American multinational graphics card maker, NVidia, announced they accidentally released its new RTX 3060 GPU without removing Ethereum mining restrictions. The GPU was originally designed for gaming, with the company confirming they will launch a dedicated mining GPU soon.
Launched as a gaming graphics card, NVidia mistakenly lifted the Ethereum mining restrictions on the recently launched RTX 3060 graphics card. According to Verge's report, the company removed a hash rate limiter on the cards allowing mining of Proof-of-Work (PoW) coins such as Ethereum (ETH).
Having announced that the RTX 3060 graphics card will face up to a 50% reduction in its Ethereum mining hash rate limit earlier in the year, NVidia released the graphics card on February 25, 2021, without putting the restrictions in place.

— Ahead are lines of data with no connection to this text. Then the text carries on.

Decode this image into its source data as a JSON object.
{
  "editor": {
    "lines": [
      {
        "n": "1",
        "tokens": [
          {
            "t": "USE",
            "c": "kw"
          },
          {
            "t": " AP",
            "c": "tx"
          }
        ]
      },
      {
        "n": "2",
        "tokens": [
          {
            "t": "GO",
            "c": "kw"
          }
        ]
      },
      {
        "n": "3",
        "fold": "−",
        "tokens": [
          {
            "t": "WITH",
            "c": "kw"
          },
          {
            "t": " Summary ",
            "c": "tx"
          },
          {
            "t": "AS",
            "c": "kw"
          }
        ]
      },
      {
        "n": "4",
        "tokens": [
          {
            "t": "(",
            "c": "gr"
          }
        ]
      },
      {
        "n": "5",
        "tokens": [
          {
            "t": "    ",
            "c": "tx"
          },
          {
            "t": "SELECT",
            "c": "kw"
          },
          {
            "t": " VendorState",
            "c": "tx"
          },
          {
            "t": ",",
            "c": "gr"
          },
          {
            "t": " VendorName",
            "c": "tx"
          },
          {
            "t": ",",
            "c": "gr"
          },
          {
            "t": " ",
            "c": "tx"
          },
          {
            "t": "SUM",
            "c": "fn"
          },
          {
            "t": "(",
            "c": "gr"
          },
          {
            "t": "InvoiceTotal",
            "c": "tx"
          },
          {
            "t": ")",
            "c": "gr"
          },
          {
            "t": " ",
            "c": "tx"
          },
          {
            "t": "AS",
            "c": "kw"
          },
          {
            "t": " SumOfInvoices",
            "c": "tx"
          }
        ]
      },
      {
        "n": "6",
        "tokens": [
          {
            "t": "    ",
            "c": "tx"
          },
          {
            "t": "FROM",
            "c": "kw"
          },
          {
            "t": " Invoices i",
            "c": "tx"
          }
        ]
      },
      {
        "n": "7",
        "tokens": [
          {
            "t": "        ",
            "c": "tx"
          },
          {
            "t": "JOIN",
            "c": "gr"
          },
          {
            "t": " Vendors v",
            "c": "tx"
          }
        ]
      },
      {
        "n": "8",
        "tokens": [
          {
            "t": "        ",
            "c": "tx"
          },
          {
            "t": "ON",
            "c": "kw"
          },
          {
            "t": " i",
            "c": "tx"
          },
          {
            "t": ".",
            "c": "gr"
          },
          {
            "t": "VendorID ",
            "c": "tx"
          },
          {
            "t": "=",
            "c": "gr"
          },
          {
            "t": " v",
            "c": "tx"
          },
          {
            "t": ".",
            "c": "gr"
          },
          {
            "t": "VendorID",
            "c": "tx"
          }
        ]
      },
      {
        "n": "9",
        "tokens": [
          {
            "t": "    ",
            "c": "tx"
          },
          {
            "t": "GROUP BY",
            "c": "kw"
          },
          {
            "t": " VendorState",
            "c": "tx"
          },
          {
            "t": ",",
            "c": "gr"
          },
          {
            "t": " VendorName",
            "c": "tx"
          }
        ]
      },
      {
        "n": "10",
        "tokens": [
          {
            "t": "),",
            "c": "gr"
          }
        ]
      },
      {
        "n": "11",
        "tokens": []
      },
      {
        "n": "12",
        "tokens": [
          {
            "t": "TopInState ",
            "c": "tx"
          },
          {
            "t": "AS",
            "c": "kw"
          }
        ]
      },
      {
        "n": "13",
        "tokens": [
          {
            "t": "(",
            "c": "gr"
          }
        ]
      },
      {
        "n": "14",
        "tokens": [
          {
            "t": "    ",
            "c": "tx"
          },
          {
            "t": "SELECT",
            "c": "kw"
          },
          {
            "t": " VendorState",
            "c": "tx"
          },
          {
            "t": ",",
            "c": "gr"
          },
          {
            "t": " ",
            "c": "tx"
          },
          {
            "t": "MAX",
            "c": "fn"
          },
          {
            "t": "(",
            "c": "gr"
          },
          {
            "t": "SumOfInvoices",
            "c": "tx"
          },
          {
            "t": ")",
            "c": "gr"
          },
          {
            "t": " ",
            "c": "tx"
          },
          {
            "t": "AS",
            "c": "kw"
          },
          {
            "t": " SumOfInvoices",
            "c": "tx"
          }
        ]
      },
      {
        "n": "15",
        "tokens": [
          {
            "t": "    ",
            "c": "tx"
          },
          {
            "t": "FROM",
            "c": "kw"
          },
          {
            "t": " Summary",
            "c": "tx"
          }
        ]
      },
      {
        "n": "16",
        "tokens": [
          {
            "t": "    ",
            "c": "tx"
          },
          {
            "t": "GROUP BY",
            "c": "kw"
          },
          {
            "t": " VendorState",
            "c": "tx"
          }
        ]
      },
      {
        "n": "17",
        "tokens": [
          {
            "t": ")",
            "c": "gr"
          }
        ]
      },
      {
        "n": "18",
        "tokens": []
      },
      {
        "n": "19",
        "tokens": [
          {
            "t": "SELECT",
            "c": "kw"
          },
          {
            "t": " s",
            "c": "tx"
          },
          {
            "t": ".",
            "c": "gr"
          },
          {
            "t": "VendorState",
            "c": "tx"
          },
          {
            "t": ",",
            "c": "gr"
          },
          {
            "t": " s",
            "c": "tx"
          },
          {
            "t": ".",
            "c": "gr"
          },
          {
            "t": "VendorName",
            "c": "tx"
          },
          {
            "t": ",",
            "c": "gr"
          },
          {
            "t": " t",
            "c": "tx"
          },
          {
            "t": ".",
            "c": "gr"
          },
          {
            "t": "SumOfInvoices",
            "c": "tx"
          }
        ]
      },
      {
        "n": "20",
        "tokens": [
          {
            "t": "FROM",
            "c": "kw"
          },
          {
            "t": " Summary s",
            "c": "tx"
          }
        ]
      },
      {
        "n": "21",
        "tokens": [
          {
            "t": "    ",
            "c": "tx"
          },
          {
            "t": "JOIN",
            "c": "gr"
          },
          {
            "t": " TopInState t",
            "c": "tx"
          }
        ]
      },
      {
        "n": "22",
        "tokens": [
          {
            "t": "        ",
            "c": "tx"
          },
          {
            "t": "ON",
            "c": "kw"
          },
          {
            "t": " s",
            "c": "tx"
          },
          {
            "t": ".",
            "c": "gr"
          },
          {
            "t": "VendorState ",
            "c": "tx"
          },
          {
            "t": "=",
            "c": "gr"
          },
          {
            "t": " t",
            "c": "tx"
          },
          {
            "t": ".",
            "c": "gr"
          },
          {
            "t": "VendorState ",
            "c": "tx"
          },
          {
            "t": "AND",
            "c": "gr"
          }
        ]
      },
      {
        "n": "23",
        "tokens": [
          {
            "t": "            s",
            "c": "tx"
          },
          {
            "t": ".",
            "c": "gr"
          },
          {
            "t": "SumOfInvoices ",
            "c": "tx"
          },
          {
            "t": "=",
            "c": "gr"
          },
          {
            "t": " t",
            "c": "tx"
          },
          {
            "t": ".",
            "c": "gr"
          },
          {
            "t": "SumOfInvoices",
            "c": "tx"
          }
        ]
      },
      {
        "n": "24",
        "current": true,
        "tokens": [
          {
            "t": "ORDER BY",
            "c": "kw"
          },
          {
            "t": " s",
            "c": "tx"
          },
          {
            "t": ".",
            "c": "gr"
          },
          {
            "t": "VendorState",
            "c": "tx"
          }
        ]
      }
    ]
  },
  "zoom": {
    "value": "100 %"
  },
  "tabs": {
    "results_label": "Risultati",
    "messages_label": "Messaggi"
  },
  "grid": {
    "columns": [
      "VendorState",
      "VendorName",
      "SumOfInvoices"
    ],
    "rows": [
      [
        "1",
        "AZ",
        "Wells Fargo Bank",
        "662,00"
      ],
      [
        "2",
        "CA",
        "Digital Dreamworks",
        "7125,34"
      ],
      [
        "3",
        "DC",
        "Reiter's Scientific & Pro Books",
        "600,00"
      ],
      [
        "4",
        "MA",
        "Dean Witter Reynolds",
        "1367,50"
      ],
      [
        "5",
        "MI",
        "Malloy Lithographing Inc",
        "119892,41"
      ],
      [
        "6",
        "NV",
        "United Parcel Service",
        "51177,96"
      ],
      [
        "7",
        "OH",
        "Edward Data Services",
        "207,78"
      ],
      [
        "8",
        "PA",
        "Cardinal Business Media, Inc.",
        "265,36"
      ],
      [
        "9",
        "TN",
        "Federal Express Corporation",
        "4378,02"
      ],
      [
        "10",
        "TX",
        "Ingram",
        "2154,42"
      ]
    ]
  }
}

“A developer driver inadvertently included code used for internal development which removes the hash rate limiter on RTX 3060 in some configurations,” an NVidia spokesperson said in a statement to The Verge. “The driver has been removed.”
Despite removing the driver, the action seems irreversible, with Nvidia’s latest 470.05 beta driver allows users to unlock the hash rate to start mining Ethereum.
The company planned to lock this driver to chase away crypto miners from purchasing the graphics card, which is specified for gaming. While NVidia released a statement that its restrictions (if put in place) couldn’t be defeated, it seems the company overlooked the fact that the driver could unlock itself.
Bryan Del Rizzo, Nvidia’s head of communications, said the latest mistake “is not just a driver thing” explaining,
“There is a secure handshake between the driver, the RTX 3060 silicon, and the BIOS (firmware) that prevents removal of the hash rate limiter.”